As much as 80% of Hamas’s vast warren of tunnels under Gaza remains intact after weeks of Israeli efforts to destroy them, U.S. and Israeli officials said, hampering Israel’s central war aims.

Thwarting Hamas’s ability to use tunnels is the keystone to Israel’s effort to capture top Hamas leaders and rescue the remaining Israeli hostages, Israeli officials have said. And Israel has said it has conducted strikes on hospitals and other key infrastructure in its pursuit of the tunnels.

Disabling the tunnels, which run for more than 300 miles under the narrow strip—or roughly half the New York City subway system—would deny Hamas relatively safe storage for weapons and ammunition, a hiding place for fighters, command-and-control centers for its leadership, and the ability to maneuver around the territory unexposed to Israeli fire, Israel has said.

Israel has sought various methods to clear the tunnels, including installing pumps to flood them with water from the Mediterranean, destroying them with airstrikes and liquid explosives, searching them with dogs and robots, destroying their entrances and raiding them with highly trained soldiers.

More than 25,000 people, the majority women and children, have been killed in Gaza since the start of hostilities, according to Palestinian authorities. Those figures don’t distinguish between combatants and civilians.

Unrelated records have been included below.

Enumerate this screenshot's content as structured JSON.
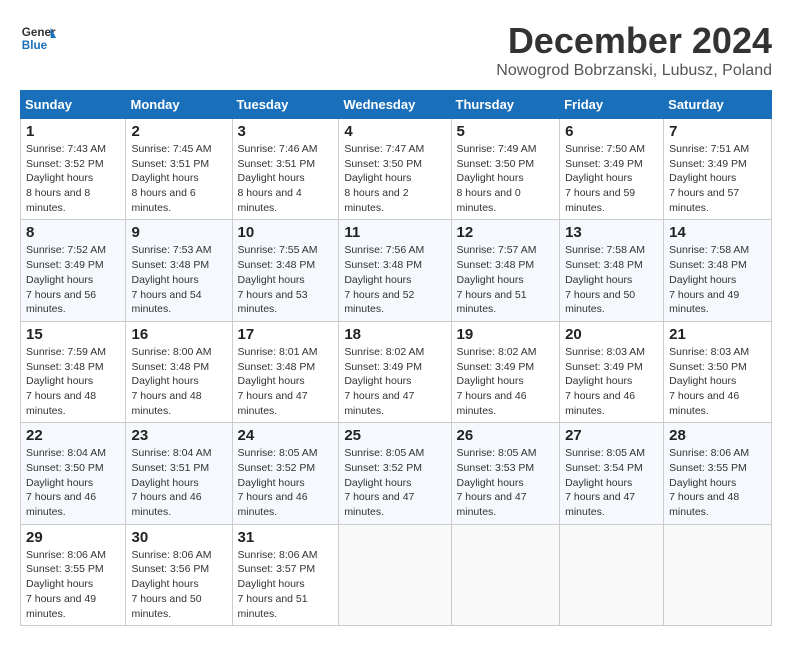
{
  "header": {
    "logo_line1": "General",
    "logo_line2": "Blue",
    "month": "December 2024",
    "location": "Nowogrod Bobrzanski, Lubusz, Poland"
  },
  "weekdays": [
    "Sunday",
    "Monday",
    "Tuesday",
    "Wednesday",
    "Thursday",
    "Friday",
    "Saturday"
  ],
  "weeks": [
    [
      {
        "day": "1",
        "sunrise": "7:43 AM",
        "sunset": "3:52 PM",
        "daylight": "8 hours and 8 minutes."
      },
      {
        "day": "2",
        "sunrise": "7:45 AM",
        "sunset": "3:51 PM",
        "daylight": "8 hours and 6 minutes."
      },
      {
        "day": "3",
        "sunrise": "7:46 AM",
        "sunset": "3:51 PM",
        "daylight": "8 hours and 4 minutes."
      },
      {
        "day": "4",
        "sunrise": "7:47 AM",
        "sunset": "3:50 PM",
        "daylight": "8 hours and 2 minutes."
      },
      {
        "day": "5",
        "sunrise": "7:49 AM",
        "sunset": "3:50 PM",
        "daylight": "8 hours and 0 minutes."
      },
      {
        "day": "6",
        "sunrise": "7:50 AM",
        "sunset": "3:49 PM",
        "daylight": "7 hours and 59 minutes."
      },
      {
        "day": "7",
        "sunrise": "7:51 AM",
        "sunset": "3:49 PM",
        "daylight": "7 hours and 57 minutes."
      }
    ],
    [
      {
        "day": "8",
        "sunrise": "7:52 AM",
        "sunset": "3:49 PM",
        "daylight": "7 hours and 56 minutes."
      },
      {
        "day": "9",
        "sunrise": "7:53 AM",
        "sunset": "3:48 PM",
        "daylight": "7 hours and 54 minutes."
      },
      {
        "day": "10",
        "sunrise": "7:55 AM",
        "sunset": "3:48 PM",
        "daylight": "7 hours and 53 minutes."
      },
      {
        "day": "11",
        "sunrise": "7:56 AM",
        "sunset": "3:48 PM",
        "daylight": "7 hours and 52 minutes."
      },
      {
        "day": "12",
        "sunrise": "7:57 AM",
        "sunset": "3:48 PM",
        "daylight": "7 hours and 51 minutes."
      },
      {
        "day": "13",
        "sunrise": "7:58 AM",
        "sunset": "3:48 PM",
        "daylight": "7 hours and 50 minutes."
      },
      {
        "day": "14",
        "sunrise": "7:58 AM",
        "sunset": "3:48 PM",
        "daylight": "7 hours and 49 minutes."
      }
    ],
    [
      {
        "day": "15",
        "sunrise": "7:59 AM",
        "sunset": "3:48 PM",
        "daylight": "7 hours and 48 minutes."
      },
      {
        "day": "16",
        "sunrise": "8:00 AM",
        "sunset": "3:48 PM",
        "daylight": "7 hours and 48 minutes."
      },
      {
        "day": "17",
        "sunrise": "8:01 AM",
        "sunset": "3:48 PM",
        "daylight": "7 hours and 47 minutes."
      },
      {
        "day": "18",
        "sunrise": "8:02 AM",
        "sunset": "3:49 PM",
        "daylight": "7 hours and 47 minutes."
      },
      {
        "day": "19",
        "sunrise": "8:02 AM",
        "sunset": "3:49 PM",
        "daylight": "7 hours and 46 minutes."
      },
      {
        "day": "20",
        "sunrise": "8:03 AM",
        "sunset": "3:49 PM",
        "daylight": "7 hours and 46 minutes."
      },
      {
        "day": "21",
        "sunrise": "8:03 AM",
        "sunset": "3:50 PM",
        "daylight": "7 hours and 46 minutes."
      }
    ],
    [
      {
        "day": "22",
        "sunrise": "8:04 AM",
        "sunset": "3:50 PM",
        "daylight": "7 hours and 46 minutes."
      },
      {
        "day": "23",
        "sunrise": "8:04 AM",
        "sunset": "3:51 PM",
        "daylight": "7 hours and 46 minutes."
      },
      {
        "day": "24",
        "sunrise": "8:05 AM",
        "sunset": "3:52 PM",
        "daylight": "7 hours and 46 minutes."
      },
      {
        "day": "25",
        "sunrise": "8:05 AM",
        "sunset": "3:52 PM",
        "daylight": "7 hours and 47 minutes."
      },
      {
        "day": "26",
        "sunrise": "8:05 AM",
        "sunset": "3:53 PM",
        "daylight": "7 hours and 47 minutes."
      },
      {
        "day": "27",
        "sunrise": "8:05 AM",
        "sunset": "3:54 PM",
        "daylight": "7 hours and 47 minutes."
      },
      {
        "day": "28",
        "sunrise": "8:06 AM",
        "sunset": "3:55 PM",
        "daylight": "7 hours and 48 minutes."
      }
    ],
    [
      {
        "day": "29",
        "sunrise": "8:06 AM",
        "sunset": "3:55 PM",
        "daylight": "7 hours and 49 minutes."
      },
      {
        "day": "30",
        "sunrise": "8:06 AM",
        "sunset": "3:56 PM",
        "daylight": "7 hours and 50 minutes."
      },
      {
        "day": "31",
        "sunrise": "8:06 AM",
        "sunset": "3:57 PM",
        "daylight": "7 hours and 51 minutes."
      },
      null,
      null,
      null,
      null
    ]
  ]
}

U.S. and Israeli officials have had difficulty precisely assessing the level of destruction of the tunnels, in part because they can’t say for certain how many miles of tunnels exist. The officials from both countries estimate 20% to 40% of the tunnels have been damaged or rendered inoperable, U.S. officials said, much of that in northern Gaza.

Israel is “thoroughly and gradually dismantling the tunnel network,” the Israel Defense Forces said in a statement. The White House and the Office of the Director of National Intelligence declined to comment.

Late last year, in an operation called “Sea of Atlantis,” Israel installed a series of pumps in northern Gaza, despite concerns about the potential impact of pumping seawater on the territory’s freshwater supply and above ground infrastructure. Israel’s bombing of the tunnels has inflicted widespread destruction to buildings on the surface.

Earlier this month, Israel installed at least one pump in the southern Gaza city of Khan Younis to disrupt the tunnel network there, a U.S. official familiar with the effort said. The first pumps installed within Gaza used water from the Mediterranean Sea, while the latest pump draws water from Israel, the official said.

In some places, walls and other unexpected barriers and defenses slowed or stopped the water flow, U.S. officials said. Seawater has corroded some of the tunnels, but the overall effort wasn’t as effective as Israeli officials had hoped, U.S. officials said.

“Hamas’s strategy revolves around the tunnels—it is their center of gravity. They needed the tunnels to level the battlefield with the IDF,” said Mick Mulroy, a former deputy assistant secretary of defense and officer in the Marine Corps and Central Intelligence Agency. “The tunnels are where Hamas planned [before Oct. 7] to wait out Israel’s political will as Israel faced pressure for a cease-fire.”

Israel has units that specialize in clearing tunnels but many of those troops are engineers trained to destroy them, not search for hostages and top Hamas leaders, U.S. officials said. In particular, more troops are needed to clear the tunnels, the officials said.

In addition, Israel’s primary war aims—killing or capturing top Hamas leaders and rescuing the roughly 100 remaining hostages—are, at times, at odds, officials said.

“The question is: Is there a real way to get the hostages out alive?” said a senior Israeli military official. “Otherwise we would have been much more forceful in our approach.”

Some of the hostages are being held in a command center in a tunnel under Khan Younis, Israeli officials said. Hamas’s top leader in Gaza, Yahya Sinwar is hiding in the same location, according to the senior Israeli military official.

A raid on that command center could endanger the hostages, according to former Israeli officials and military analysts, a dilemma that amounts to a choice between killing Sinwar and negotiating the release of some or all of the remaining hostages.

The official said the military’s approach was focused on clearing “nodes” within the tunnels where Hamas leaders and fighters are hiding, rather than checking or destroying the entire system.

“It’s a very hard mission. It’s done slowly, very carefully. It’s urban warfare unseen globally,” the official said.

Even locating Sinwar and the remaining hostages could prove to be a difficult task.

Gershon Baskin, a hostage negotiator who facilitated the 2011 deal with Hamas that freed Israeli soldier Gilad Shalit from captivity in Gaza, said Israel didn’t know where he was held for years.

“It’s unbelievable that this is Israel’s backyard and how little intelligence information they have,” he said.

Earlier this month, the Israeli military took reporters on a tour of the tunnels in southern Gaza, around Khan Younis, and said there was evidence hostages had been held there. But they couldn’t say when they had been moved.

—Anat Peled and Gordon Lubold contributed to this article.